The Feed – Nick Clark Windo

The addiction of information, the need to be connected, the nagging demand of that surging torrent of data tinged with the fear of being excluded should you not participate; the only thing worse than the Feed itself is being without it, of being cut off from the safety of the herd, but in the debut novel of Nick Clark Windo things are much worse than that, the loss of the Feed just one facet of the wider collapse of society which would not have occurred had the technology not existed.

Caught in the downfall are Tom and Kate; six years later they and their young daughter Bea live in a small struggling commune in what remains of the countryside, scrabbling for resources as the last canned goods are used up and forced to travel farther in hopes they will be able to find suitable cabling to fix their generator, all the while watching each other while they sleep to watch for signs.

They all have nightmares about the past, but sometimes they are more, heralds of an intrusion into the brains of those who used the Feed by the unknown forces who brought down the world, their first act the assassination of the President on live television when they possessed his bodyguard.

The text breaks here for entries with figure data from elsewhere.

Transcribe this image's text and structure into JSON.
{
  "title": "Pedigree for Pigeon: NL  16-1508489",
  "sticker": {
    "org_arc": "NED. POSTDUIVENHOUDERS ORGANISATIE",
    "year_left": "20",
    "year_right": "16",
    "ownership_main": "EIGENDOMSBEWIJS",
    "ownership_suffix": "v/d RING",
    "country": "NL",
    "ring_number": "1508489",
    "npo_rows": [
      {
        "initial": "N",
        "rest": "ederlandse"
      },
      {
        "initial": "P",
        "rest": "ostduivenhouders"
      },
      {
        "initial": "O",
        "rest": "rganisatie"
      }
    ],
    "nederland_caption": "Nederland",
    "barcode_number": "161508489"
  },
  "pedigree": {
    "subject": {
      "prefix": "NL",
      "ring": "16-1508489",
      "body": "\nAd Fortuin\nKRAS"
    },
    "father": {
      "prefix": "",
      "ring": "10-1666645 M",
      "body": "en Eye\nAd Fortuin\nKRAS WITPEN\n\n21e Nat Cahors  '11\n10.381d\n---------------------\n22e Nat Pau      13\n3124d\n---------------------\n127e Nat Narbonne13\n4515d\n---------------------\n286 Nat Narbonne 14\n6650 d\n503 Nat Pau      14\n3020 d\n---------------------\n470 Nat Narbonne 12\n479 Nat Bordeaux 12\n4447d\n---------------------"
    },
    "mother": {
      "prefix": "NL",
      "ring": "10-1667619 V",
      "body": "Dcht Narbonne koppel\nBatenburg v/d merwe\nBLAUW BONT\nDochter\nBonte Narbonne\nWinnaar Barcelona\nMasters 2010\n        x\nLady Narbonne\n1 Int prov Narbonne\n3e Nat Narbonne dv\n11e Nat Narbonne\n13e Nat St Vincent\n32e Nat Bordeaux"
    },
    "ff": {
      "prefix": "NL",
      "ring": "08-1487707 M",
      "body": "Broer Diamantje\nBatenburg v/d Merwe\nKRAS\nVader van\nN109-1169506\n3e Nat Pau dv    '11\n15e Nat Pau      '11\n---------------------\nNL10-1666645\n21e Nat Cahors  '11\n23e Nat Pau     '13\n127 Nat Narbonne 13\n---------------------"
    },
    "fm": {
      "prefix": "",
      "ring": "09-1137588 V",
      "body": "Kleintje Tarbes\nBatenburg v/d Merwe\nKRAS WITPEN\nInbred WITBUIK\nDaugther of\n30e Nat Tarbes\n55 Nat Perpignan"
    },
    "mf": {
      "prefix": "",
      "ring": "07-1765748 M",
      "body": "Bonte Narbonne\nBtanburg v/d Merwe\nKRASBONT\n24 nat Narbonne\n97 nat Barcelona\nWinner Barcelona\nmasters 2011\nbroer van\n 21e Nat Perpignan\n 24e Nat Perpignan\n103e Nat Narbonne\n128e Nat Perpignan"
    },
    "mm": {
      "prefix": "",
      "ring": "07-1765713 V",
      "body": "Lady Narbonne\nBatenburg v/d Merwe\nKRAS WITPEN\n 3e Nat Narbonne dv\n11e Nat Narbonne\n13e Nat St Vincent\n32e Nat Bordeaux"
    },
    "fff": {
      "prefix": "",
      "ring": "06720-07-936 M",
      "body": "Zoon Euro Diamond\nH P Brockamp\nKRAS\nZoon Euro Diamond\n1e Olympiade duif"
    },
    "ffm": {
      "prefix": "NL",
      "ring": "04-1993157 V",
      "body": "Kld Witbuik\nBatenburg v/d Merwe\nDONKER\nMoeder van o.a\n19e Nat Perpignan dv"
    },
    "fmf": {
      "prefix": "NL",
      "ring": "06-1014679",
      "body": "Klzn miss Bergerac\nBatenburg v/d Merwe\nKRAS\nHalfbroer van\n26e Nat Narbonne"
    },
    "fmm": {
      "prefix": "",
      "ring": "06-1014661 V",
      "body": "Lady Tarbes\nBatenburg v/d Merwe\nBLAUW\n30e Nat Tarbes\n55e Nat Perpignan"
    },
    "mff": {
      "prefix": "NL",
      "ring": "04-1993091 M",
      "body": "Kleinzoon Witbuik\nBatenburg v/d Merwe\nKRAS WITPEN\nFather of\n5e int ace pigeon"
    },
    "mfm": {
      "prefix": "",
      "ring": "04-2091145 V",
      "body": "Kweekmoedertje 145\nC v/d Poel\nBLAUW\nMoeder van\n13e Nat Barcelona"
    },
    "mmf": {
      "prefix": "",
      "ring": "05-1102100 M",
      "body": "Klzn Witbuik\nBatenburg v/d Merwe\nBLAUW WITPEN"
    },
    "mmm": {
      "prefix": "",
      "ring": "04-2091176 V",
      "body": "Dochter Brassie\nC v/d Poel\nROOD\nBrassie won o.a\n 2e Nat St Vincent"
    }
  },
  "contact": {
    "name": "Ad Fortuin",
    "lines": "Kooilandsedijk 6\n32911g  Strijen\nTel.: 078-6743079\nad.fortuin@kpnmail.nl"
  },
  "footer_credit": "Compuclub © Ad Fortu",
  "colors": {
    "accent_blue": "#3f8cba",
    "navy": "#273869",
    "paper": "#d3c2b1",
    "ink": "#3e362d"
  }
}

The only way to protect against the Taken is to kill them immediately upon detection, as Tom knows too well, having killed what was left of his brother.

The ubiquity of social media and its impact upon society, deeper and greater than anyone could ever have predicted, cannot be denied, yet Windo’s book takes that for granted, never exploring how ingrained it has become in his society before vaulting into the future where the collapse has already taken place with a rapidity and completeness which would shock even those who ardently follow in the steps of The Walking Dead.

The idea of implants direct into the brain allowing access to communication networks is not new; Chris Brookmyre recently built a murder mystery around such an experimental system in Places in the Darkness while Sir Arthur C Clarke described the BrainCap over twenty years ago in 3001: The Final Odyssey; while he did not witness the social media revolution his customary foresight long ago led him to comment that allowing a fax machine in his home was the biggest mistake he ever made, and that technology did not lessen the demands on his time, it just made them more insistent.

How the world became so utterly reliant on the Feed to the point that many are functionally illiterate without it or how long it has existed is unexamined by Windo, his world building as thin as the survivors who forage for nuts in the undergrowth, and crucially neither is the technology underpinning the Feed addressed in any satisfactory fashion.

The ability to receive and transmit data within a strong wi-fi network may taken for granted, but with diminishing conviction the reader is expected to accept that within such a short time span that a trendy bistro in pre-collapse society remains recognisable as such that direct brain interface has been developed and perfected, that rather than a surgically implanted device it is biological and inheritable, that it is able to transmit copies of the brain state of the user, error free, using only power drawn from the body, and that it continues to do so without any network to carry the data the distance to the backup centre.

The Planet People of Quatermass mediated through the imprinting of Dollhouse‘s Epitaphs, the takeovers occurring while the individual sleeps brings Invasion of the Body Snatchers to mind, but while the situation Tom, Kate and their cohort endure might be expected to reflect the back-to-basics ethic of Survivors or the horror of The Girl With All the Gifts, Windo’s prose drones rather than evokes as he micromanages every movement and gesture of his barely drawn characters.

The son of the creator of the Feed, Tom was born to such privilege his brother’s wedding is described as “fireworks and a banquet and helicopters and musicians,” while former social media darling Kate is a nagging ungrateful shrew whose contribution is constant complaints and threats to leave if things do not improve, though quite where she will go is unclear, and without emotional context there is no reason to care about the child of strangers when she is kidnapped.

The supporting characters even less developed than the narrators, neither does a close encounter with one of the Taken enlighten, shrugging her shoulders as she spouts vacuous propaganda to justify the actions of her people, their destruction of the world acceptable as their intention had been noble. Dragged across three hundred and fifty pages devoid of urgency, the end of the world has never been so disappointing.